Hielprik

• Het belang van de hielprik

Drie of vier dagen na de geboorte krijgen baby’s een hielprik. Dat wil zeggen dat er een paar druppeltjes bloed worden afgenomen uit het hieltje van de baby.

Onderzoek van dit bloed dient om de bloedgroep te bepalen en om na te gaan of de baby al dan niet lijdt aan een aantal aangeboren afwijkingen.
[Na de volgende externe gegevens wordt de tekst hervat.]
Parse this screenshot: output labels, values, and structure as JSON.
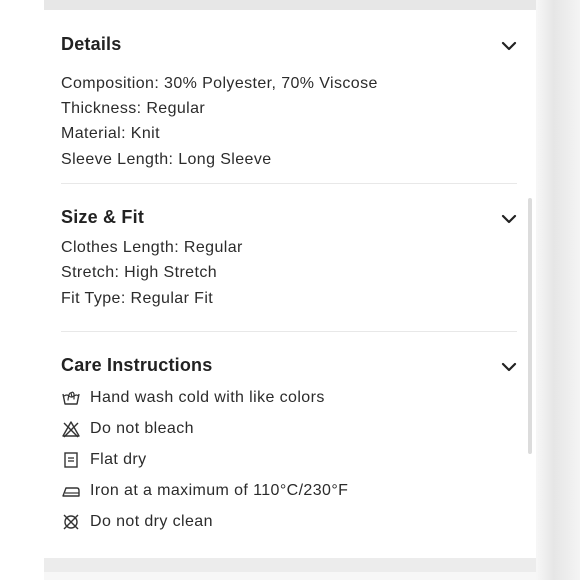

Meestal zijn de resultaten van dit bloedonderzoek na een tiental dagen bekend.

Het bloedonderzoek is onontbeerlijk omdat de eventuele aangeboren afwijkingen op die manier zo vroeg mogelijk behandeld kunnen worden.

Het bloed wordt onderzocht op de volgende drie afwijkingen:

- PKU of Phenylketonurie

PKU is een ongeneeslijke en erfelijke stofwisselingsziekte die te wijten is aan een gebrekkige werking van de lever. De lever kan een bepaald bestanddeel van eiwitten (aminozuur phenylalanine) niet,of niet in voldoende mate, verwerken. Bijgevolg blijft een grote hoeveelheid van dit aminozuur in het bloed aanwezig.
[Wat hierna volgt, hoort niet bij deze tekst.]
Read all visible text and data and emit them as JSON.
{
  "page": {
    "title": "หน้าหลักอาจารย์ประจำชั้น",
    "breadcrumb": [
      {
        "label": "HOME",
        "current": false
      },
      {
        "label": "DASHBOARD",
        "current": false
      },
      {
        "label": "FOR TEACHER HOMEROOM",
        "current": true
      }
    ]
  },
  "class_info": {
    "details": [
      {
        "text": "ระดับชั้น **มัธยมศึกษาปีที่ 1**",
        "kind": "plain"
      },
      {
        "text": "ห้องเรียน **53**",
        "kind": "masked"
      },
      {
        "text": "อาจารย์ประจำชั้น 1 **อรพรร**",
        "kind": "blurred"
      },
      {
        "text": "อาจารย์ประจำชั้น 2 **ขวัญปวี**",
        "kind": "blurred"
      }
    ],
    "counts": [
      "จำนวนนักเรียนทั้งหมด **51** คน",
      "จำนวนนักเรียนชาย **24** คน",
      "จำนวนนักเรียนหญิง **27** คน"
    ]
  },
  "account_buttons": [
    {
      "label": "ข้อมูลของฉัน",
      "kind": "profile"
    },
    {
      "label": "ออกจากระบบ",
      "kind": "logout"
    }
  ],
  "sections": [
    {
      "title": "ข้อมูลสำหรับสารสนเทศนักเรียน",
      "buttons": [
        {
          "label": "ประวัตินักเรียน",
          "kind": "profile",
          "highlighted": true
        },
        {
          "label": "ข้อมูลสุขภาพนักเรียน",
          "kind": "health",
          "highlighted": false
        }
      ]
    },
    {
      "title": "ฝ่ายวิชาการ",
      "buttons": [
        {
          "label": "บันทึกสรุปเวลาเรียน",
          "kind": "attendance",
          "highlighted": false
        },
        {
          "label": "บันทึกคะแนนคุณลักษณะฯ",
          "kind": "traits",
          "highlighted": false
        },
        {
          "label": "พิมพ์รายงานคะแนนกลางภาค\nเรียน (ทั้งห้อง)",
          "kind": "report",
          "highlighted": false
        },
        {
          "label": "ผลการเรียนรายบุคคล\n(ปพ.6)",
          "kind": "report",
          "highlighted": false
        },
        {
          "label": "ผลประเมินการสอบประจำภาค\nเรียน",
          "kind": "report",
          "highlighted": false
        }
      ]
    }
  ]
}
De opstapeling van deze stof in het bloed belemmert de groei en de ontwikkeling van zowel de hersenen als het zenuwstelsel van de baby, met geestelijke achterstand als mogelijk gevolg.

De behandeling van de ziekte bestaat uit een zeer strikt dieet, aangevuld met preparaten, dat levenslang volgehouden moet worden. Enkel op die manier kunnen de gevolgen van de ziekte bestreden worden. Het bloed zal ook regelmatig gecontroleerd moeten worden.

- CHT of congenitale hypothyroïde

CHT is een congenitale (= aangeboren) afwijking in de hormonenproductie van de schildklier. De hormonen van de schildklier, het orgaantje dat zich net onder de adamsappel bevindt, zijn verantwoordelijk voor het goede verloop van de stofwisseling in verschillende weefsels en organen.

Zonder deze hormonen kan de baby niet normaal groeien en zich niet normaal ontwikkelen. Als de hormonen langdurig in grote hoeveelheid afwezig zijn, kunnen zelfs de hersenen van het kind beschadigd worden, met mogelijk geestelijke achterstand en een gebrekkige motoriek tot gevolg.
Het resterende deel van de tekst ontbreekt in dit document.